Но воспоминание тут же выцвело, померкло, словно чем-то или кем-то мне отныне было запрещено веселиться, улыбаться, вообще быть каким-никаким оптимистом. Посадив на цепь присяги, меня будто лишили права на простые человеческие эмоции, заведомо превращая в послушное живое оружие, не способное и не должное иметь собственное, не регламентируемое уставом настроение. Смеяться и плакать по приказу, думать и действовать по приказу, жить и умирать по приказу. Это всё, что оставила мне присяга… Вспомнил, как стоял, приложив руку к сердцу, отсчитывавшем последние минуты моей гражданской, вольной жизни, механически повторял слова, торжественно и веско падавшие в мой разум. Помпезный, не лишённый некоторого величия ритуал должен был вселить в наши души патриотическую верность, несгибаемую, не сомневающуюся волю к победе. А вместо этого рождавший лишь чувство оглушительной, безнадёжной, просто вселенской тоски, подобную которой я не испытывал никогда до этого.
Но может быть, это только у меня так? Ведь пришёл я туда всё же не по своей воле и, повторяя все эти клятвы, думал лишь о том, что оставил за спиной, чем не успел не только насладиться, но даже понять. То чувство, что мимолётно лишь мелькнуло перед сердцем, когда я оставил Венецию в слезах, рискнул уйти, даже не простившись. Считая, что так проще, трусливо оберегал себя от возможных упрёков и новых слёз. Я попросту сбежал, а после уговорил себя словами «она поймёт».

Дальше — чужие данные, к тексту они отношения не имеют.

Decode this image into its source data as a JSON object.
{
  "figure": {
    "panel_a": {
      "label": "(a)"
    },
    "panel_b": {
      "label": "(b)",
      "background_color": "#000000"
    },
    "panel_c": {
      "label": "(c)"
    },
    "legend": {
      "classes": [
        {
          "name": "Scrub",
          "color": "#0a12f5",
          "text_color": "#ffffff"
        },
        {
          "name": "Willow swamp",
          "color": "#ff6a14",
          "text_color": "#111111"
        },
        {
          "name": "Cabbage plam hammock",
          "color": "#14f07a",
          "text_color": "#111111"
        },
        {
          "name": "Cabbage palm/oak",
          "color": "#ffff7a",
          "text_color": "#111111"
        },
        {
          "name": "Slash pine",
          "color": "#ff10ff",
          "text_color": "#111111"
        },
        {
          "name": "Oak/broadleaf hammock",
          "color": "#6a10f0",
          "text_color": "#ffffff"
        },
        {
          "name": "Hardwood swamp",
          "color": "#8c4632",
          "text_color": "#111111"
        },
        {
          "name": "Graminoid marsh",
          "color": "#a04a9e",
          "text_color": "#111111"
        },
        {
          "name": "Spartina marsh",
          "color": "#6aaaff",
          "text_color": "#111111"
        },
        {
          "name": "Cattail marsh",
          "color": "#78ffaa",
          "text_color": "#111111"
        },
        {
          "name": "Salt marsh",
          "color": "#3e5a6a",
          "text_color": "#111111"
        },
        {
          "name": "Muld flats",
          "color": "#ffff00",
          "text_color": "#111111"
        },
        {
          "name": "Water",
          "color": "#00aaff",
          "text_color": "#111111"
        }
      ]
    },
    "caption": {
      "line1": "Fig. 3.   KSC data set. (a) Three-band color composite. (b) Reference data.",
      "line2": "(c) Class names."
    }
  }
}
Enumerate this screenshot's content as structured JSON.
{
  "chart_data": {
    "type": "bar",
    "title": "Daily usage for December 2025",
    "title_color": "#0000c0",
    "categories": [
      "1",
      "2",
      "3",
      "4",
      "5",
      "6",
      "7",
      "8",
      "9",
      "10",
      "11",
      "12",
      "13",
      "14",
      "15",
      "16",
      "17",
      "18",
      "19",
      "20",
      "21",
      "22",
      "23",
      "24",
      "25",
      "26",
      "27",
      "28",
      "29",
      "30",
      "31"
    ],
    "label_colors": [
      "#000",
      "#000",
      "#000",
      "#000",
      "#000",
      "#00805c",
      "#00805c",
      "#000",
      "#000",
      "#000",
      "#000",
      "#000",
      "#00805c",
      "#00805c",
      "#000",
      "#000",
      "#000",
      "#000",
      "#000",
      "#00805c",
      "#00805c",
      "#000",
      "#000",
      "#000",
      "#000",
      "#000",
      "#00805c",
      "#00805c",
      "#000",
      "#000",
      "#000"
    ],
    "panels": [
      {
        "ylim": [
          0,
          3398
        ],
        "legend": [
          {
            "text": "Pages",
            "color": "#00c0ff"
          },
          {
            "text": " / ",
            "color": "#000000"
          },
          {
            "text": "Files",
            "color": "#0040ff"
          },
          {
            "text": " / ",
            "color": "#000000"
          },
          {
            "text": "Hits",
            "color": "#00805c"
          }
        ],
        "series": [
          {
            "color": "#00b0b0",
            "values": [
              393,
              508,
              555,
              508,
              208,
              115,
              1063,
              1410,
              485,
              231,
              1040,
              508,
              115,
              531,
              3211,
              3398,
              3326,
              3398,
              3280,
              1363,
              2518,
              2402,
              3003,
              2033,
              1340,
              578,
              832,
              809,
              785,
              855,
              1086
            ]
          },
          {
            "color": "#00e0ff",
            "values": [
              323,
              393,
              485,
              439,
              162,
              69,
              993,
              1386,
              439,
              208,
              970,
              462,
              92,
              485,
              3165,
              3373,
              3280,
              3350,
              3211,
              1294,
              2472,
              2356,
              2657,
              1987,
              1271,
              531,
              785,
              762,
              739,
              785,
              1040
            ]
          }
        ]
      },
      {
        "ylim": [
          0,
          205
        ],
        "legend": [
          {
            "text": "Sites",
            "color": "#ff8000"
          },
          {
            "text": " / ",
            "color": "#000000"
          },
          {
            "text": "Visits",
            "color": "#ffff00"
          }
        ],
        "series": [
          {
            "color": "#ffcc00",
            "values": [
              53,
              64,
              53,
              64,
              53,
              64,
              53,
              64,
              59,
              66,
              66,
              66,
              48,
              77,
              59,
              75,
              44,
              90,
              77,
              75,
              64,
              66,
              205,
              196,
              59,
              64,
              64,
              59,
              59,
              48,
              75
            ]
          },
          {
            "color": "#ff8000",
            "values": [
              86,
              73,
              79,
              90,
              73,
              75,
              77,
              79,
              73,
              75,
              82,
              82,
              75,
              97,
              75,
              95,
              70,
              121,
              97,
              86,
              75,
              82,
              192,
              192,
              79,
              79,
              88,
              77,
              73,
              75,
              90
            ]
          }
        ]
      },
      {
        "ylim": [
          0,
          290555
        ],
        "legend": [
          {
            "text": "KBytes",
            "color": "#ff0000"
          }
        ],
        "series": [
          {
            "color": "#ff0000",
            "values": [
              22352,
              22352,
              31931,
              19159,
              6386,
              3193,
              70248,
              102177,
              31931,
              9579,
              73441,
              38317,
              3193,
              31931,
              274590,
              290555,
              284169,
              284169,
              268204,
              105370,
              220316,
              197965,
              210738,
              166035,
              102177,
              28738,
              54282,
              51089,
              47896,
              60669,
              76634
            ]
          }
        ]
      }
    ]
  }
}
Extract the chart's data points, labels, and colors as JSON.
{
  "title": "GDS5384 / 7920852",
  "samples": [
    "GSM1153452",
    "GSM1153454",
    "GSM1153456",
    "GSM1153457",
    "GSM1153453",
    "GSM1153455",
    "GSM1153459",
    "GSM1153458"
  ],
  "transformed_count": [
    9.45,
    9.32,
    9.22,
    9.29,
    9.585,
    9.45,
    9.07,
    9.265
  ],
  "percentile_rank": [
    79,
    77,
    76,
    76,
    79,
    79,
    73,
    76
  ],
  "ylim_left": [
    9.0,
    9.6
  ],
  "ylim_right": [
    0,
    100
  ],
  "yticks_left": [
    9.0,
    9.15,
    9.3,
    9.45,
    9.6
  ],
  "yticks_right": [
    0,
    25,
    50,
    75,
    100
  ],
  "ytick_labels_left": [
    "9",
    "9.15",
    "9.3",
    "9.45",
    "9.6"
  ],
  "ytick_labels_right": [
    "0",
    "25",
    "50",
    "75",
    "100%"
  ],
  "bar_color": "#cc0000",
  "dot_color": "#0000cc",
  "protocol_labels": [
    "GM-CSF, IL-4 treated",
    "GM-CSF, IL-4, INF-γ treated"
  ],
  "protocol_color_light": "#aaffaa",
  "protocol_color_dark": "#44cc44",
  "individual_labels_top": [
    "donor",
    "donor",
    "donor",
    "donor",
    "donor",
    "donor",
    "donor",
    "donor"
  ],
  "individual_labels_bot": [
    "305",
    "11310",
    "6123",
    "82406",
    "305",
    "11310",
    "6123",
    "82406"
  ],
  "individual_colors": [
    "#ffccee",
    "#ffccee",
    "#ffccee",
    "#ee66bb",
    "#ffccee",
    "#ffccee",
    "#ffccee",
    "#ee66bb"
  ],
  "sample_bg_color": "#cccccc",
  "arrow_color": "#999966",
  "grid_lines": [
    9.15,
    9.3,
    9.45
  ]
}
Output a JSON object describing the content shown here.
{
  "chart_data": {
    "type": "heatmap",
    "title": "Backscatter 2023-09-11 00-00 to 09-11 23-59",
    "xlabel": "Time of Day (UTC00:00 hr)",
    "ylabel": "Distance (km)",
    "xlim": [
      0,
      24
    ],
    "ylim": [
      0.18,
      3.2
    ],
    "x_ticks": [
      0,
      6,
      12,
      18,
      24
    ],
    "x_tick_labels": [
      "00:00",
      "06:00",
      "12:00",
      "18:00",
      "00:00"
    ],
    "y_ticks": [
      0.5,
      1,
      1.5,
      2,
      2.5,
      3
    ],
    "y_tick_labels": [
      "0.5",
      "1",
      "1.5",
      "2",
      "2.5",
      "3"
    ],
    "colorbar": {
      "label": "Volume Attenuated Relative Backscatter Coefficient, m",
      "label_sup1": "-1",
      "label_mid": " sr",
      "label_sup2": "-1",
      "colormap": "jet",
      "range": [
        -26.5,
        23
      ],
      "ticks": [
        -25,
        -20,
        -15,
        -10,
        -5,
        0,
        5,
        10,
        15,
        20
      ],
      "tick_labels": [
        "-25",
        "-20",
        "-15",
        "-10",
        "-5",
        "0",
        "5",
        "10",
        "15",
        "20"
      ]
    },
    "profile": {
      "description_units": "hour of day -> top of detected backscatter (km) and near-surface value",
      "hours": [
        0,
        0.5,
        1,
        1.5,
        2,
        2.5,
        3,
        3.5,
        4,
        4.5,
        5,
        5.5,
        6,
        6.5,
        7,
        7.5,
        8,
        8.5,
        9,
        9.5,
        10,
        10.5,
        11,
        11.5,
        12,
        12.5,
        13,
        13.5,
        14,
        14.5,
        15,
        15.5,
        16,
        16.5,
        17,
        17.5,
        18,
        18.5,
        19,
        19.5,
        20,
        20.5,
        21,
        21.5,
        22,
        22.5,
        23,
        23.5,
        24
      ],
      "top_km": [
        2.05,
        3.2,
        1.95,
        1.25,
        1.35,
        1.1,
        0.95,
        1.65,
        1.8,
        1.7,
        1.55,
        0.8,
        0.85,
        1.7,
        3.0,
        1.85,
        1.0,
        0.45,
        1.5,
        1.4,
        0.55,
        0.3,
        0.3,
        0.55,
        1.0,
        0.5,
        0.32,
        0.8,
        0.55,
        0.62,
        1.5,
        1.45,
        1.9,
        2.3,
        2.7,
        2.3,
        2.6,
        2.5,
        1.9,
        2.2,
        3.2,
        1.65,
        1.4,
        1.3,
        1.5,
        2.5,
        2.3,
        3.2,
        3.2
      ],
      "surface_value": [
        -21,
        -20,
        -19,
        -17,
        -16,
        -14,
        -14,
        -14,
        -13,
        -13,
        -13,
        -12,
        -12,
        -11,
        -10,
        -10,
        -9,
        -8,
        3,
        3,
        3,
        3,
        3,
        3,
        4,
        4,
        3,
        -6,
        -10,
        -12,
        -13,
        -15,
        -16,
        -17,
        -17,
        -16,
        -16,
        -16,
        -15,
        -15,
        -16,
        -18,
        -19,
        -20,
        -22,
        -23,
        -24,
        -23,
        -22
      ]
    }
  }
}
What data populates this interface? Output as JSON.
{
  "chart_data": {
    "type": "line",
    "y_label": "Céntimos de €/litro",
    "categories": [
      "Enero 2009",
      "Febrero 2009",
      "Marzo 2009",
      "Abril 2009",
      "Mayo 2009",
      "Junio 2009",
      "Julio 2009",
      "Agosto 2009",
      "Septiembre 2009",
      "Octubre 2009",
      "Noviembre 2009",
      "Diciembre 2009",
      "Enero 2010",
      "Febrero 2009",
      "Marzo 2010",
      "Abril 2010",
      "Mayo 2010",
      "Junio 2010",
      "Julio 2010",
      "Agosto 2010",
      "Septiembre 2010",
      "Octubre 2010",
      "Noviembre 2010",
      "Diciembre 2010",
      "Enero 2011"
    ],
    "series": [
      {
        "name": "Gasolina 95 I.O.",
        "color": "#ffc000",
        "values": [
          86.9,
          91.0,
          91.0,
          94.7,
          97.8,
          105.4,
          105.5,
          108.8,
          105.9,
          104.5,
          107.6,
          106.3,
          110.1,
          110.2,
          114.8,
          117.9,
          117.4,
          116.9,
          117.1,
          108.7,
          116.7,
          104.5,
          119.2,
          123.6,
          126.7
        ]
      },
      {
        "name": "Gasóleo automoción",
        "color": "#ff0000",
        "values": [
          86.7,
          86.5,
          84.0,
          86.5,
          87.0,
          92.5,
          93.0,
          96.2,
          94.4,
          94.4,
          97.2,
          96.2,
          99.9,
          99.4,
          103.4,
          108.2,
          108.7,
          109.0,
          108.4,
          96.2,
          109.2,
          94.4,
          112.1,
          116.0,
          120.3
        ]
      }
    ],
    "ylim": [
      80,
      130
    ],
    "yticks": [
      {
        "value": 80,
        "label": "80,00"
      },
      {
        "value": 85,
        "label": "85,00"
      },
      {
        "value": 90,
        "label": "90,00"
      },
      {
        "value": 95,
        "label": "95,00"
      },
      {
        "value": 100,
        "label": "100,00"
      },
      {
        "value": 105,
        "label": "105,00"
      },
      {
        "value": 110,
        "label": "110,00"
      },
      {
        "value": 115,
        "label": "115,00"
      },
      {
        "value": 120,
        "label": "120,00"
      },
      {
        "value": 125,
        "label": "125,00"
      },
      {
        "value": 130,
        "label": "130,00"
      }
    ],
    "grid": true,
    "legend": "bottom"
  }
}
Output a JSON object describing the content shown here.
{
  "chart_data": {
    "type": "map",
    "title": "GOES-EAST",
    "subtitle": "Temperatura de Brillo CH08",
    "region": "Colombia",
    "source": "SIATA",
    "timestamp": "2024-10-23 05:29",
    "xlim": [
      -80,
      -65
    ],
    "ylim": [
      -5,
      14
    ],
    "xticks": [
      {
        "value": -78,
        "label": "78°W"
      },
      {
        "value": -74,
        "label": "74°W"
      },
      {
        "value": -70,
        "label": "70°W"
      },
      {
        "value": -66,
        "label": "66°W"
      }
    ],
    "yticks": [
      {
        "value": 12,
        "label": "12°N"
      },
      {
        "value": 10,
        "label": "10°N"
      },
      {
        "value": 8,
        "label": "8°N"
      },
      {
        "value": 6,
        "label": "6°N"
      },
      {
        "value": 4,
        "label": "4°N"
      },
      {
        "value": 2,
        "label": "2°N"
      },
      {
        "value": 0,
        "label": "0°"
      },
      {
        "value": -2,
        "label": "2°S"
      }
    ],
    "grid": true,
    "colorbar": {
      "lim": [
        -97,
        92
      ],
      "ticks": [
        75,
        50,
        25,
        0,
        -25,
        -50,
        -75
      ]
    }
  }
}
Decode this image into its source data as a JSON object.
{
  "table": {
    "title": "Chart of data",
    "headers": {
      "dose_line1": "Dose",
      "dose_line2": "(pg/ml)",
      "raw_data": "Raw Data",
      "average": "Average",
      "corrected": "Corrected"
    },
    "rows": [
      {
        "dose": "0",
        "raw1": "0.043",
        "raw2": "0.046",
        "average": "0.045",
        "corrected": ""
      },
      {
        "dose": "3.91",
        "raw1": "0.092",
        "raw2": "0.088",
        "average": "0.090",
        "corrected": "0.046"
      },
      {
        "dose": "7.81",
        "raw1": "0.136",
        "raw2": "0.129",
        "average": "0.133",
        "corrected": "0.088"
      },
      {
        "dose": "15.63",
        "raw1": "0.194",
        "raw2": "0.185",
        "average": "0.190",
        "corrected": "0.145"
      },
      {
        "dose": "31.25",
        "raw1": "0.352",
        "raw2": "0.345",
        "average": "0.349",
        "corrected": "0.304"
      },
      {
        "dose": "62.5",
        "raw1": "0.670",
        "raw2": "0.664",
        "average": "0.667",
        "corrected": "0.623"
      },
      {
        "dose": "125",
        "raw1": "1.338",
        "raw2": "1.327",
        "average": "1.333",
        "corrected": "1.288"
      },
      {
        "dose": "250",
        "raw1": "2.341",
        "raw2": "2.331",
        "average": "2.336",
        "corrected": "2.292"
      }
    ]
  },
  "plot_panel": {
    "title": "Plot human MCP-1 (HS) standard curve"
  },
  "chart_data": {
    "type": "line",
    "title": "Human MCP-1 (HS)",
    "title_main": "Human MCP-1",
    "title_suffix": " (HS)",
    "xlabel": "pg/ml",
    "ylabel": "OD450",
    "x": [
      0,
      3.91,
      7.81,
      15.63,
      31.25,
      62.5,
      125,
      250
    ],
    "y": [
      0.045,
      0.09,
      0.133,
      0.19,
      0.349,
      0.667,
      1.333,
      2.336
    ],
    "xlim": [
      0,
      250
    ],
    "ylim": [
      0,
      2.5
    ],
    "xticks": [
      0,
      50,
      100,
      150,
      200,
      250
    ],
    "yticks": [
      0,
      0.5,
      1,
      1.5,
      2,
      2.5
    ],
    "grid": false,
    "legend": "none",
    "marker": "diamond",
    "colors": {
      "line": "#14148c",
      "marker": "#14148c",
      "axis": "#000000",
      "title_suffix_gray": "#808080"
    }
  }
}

…Вечером того дня я открыл дверь в тихую, тёмную, будто мёртвую квартиру. Сердце ёкнуло от этой темноты. Я думал, что так будет проще… Ничего не проще. Я всё-таки очень надеялся, что Венеция не уйдёт, что я смогу – пусть на прощание, – но всё же обнять её ещё хотя бы раз.
«Скажи, что это шутка. Ну пожалуйста», – какой-то назойливый призрак с безжалостной услужливостью шептал эти дрожащие мольбой слова в моём сознании. Неужели именно они и останутся в памяти последними, рушащими всё словами наших отношений? Формальное объявление того, что теперь мы стали чужими, и отныне неважно чего хочет сердце…
Как часто мы идём с кем-то рука об руку, не замечая пропасти разрыва, которая уже через шаг вдруг оказывается под ногами, навсегда раздирает что-то важное и нужное, вырывает из нашей жизни того, кто ещё миг назад, казалось, навсегда будет с нами. Роковое несчастье или циничная измена, слова, сказанные в горячности ссоры или малодушное молчание спасаемого спокойствия… Никогда и никому не дано узнать, что же именно поставит точку, внезапно и окончательно разлучит людей, когда-то так крепко державшихся за руки. Мы сами бросаем тех, кто нам дорог в эту бездонную пропасть гнева, лжи или равнодушия. И спохватываемся только тогда, когда уже поздно что-либо менять.
Что ж… Венеция сделала свой выбор. Это её решение, и я буду его уважать, неважно насколько трудно мне дастся это уважение.
В темноте, не желая губить светом свою томную, тоскливую меланхолию, я прошёл в комнату. Уже не ожидая никого увидеть, нервно дёрнулся, пришибленный воображением – лёгкое, едва заметное движение в стороне чуть не разорвало мне сердце. Отбиваясь от своей буйно-пугливой фантазии, я мгновенно включил свет – это последнее надёжное оружие против вымышленных монстров детских ужасов.
Опухшая от долгих слёз, заспанная Венеция, как ребёнок, тёрла глаза.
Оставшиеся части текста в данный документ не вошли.